Athens Review, Athens, Texas

July 20, 2006

Burns faces another charge

By Jayson Larson



Daniel E. Burns — the former Brownsboro ISD band director facing sentencing next week for tampering with a government witness — may not be done standing in front a jury of his peers.

Burns, 40, has a case heading toward trial in Nacogdoches County. The charge is similar to the one on which he was tried last week in Henderson County — improper relationship between an educator and a student — although the circumstances are different.

In the Henderson County case, Burns was accused of groping his former drum major, then 17, in the high school band hall in the spring of 2005. Jurors deadlocked on that case, and a mistrial was declared. He was found guilty on two counts of tampering with a government witness, based on allegations he coerced the drum major and a friend to recant their stories to school officials after they told of the alleged sexual relationship.

The Nacogdoches County case stems from an alleged sexual encounter Burns and the drum major had in the summer of 2005 at a band camp on the campus of Stephen F. Austin State University in Nacogdoches.
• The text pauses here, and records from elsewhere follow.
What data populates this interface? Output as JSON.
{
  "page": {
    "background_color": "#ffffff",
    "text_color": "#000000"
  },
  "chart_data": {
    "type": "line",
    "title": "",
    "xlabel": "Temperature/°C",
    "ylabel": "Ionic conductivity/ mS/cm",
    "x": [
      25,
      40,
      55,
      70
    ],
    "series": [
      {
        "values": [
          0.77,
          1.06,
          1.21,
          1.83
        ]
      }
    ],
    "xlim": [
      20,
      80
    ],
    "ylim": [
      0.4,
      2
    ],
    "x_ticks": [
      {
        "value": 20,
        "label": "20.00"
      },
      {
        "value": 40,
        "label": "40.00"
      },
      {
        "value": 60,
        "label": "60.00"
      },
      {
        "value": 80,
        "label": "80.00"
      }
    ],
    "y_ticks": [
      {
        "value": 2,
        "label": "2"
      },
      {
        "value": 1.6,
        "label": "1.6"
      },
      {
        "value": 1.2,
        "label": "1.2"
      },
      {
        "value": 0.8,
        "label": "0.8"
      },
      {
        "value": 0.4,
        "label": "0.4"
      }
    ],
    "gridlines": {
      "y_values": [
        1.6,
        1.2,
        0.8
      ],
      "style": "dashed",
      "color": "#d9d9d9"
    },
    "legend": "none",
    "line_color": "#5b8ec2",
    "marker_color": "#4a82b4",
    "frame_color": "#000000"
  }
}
The drum major, testifying against Burns last week, said Burns asked her to come down to his room late one night, and that he fondled her and eventually had sexual intercourse with her.

Nacogdoches County Prosecutor John Boundy is in trial this week and unavailable for comment, but District Attorney Stephanie Stephens said the case has another pre-trial setting for Aug. 25. A trial date could be set soon after.

The case in Nacogdoches County is filed in Judge Edwin Klein’s 420th District Court.

“We are prepared to meet that charge and prove his innocence,” said John Eastland, who represented Burns on his Henderson County cases.

The Henderson County District Attorney’s Office has the option of retrying the case against Burns for the alleged improper relationship with the former drum major. Prosecutor John Scott said last week he will wait for the outcome of a sentencing hearing Monday in Judge Carter Tarrance’s 392nd District Court before deciding what action to take next.

Burns faces up to two years on each of the two charges of tampering with a government witness, a state-jail felony for which a prisoner serves time day-for-day with no chance of parole. Tarrance will impose the sentence.